I imagine I have been working on this book, in one form or another, when I first saw the photograph on the left--2017 or thereabouts.

My grandfather (r) stands beside a billboard advertising Maurice Tillet, the French Angel, as The Wonder Man of Wrestling.

The photo was likely taken in 1940 outside of Hunts Auditorium in Wildwood, NJ.

For a while I have been going back and forth on whether to call it Searching for Tillet...Looking for Maurice...or some combination therein.
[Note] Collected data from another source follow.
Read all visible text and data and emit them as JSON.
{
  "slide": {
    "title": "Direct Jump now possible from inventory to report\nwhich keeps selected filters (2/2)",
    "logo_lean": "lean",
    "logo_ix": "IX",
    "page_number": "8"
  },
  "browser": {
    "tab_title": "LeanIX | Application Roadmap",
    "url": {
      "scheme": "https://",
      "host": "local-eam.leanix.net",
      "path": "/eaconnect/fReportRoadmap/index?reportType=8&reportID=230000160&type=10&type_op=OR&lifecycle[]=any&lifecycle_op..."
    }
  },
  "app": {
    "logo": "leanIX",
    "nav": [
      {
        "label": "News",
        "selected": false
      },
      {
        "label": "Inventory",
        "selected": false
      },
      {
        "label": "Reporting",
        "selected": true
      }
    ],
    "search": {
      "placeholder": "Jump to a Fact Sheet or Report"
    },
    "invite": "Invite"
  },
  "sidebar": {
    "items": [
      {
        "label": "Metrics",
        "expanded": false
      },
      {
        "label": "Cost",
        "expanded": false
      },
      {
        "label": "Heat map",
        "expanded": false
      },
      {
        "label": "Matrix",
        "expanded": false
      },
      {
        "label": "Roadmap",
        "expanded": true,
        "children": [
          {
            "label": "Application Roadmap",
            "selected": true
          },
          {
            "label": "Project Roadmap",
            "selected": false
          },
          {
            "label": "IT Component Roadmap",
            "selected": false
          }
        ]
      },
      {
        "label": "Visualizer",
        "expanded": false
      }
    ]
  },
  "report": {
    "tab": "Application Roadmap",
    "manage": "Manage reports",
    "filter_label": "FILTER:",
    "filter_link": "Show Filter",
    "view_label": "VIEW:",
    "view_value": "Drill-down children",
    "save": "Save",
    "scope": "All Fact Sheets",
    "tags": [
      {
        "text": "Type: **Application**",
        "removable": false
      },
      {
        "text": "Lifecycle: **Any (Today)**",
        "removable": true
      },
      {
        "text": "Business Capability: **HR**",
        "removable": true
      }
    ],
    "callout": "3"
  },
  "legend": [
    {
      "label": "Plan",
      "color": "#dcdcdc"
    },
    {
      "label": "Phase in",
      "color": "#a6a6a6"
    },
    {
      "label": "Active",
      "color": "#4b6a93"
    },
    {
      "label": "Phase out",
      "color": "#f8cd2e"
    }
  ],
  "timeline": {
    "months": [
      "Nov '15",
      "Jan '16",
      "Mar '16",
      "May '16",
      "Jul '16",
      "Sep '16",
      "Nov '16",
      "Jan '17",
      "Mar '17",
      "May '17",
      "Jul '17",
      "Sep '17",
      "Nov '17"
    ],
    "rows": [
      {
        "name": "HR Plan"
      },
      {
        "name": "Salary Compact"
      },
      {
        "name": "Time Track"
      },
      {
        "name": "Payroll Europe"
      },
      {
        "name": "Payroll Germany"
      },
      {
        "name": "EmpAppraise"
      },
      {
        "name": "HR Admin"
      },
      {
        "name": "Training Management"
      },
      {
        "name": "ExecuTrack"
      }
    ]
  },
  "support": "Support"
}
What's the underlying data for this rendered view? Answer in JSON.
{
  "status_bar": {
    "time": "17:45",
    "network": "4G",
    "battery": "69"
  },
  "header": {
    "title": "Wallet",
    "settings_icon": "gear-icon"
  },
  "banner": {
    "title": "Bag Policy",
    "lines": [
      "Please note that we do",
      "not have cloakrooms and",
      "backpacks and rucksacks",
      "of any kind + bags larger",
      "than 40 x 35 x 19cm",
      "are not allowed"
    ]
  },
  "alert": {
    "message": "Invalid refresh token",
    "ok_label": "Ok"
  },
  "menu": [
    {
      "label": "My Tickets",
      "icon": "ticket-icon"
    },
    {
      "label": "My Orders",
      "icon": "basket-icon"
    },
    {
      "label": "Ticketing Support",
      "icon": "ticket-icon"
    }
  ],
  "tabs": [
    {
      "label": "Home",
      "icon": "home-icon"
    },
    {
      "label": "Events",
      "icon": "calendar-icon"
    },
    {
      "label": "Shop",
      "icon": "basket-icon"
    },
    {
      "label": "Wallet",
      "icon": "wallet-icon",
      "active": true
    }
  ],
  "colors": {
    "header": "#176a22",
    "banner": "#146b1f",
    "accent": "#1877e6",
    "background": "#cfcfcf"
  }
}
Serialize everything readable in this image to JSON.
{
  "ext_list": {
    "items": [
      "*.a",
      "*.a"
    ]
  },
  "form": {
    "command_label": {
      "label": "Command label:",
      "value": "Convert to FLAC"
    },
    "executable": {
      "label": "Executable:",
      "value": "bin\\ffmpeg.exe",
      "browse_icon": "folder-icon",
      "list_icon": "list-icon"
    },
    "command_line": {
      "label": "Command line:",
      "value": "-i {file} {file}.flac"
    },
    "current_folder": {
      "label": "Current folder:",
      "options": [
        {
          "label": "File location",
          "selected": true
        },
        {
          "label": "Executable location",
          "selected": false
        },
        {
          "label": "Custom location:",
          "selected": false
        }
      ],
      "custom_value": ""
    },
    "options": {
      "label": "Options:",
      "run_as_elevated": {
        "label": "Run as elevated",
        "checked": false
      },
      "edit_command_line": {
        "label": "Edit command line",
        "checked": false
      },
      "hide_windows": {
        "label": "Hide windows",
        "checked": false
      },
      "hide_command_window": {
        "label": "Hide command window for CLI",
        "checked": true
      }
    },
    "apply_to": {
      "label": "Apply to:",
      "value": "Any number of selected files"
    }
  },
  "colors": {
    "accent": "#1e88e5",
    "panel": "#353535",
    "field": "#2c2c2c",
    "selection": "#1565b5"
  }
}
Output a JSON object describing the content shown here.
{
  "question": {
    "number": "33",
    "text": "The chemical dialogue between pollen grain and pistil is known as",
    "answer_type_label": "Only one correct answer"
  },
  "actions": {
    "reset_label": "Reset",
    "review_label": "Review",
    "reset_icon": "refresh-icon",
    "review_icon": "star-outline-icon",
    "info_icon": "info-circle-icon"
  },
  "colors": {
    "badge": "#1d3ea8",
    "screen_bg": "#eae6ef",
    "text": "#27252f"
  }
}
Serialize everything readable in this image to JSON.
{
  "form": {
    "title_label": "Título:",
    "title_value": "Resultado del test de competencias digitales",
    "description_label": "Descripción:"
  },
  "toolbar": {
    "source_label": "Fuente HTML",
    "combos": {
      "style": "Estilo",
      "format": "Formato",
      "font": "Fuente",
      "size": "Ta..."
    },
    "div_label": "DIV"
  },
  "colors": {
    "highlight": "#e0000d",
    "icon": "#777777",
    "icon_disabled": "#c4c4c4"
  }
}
For a moment, I had it titled The Ugliest Man in the World but really disliked it...although it gets to a bit of the core of Tillet's story--using his disfiguring looks to his advantage in marketing himself as a wrestler.

Many headlines in the '40s used that concept to their advantage--sensationalizing his appearance, to which it seems feel right into the plan to make as much money as possible while his body could endure the physical toll both his affliction, acromegaly, and professional wrestling took on him.

But, this morning, the label on the billboard next to my grandfather jumped out at me: Wonder Man. It evokes the superhero, other worldly element, but it also includes to sense of what I am doing here...looking for him, the real him...not the marketed giant of the wrestling ring.

The person, I am finding, is far more fascinating than the wrestler's persona.

And so the title stands (for now): Wonder Man: an illustrated search for Maurice Tillet.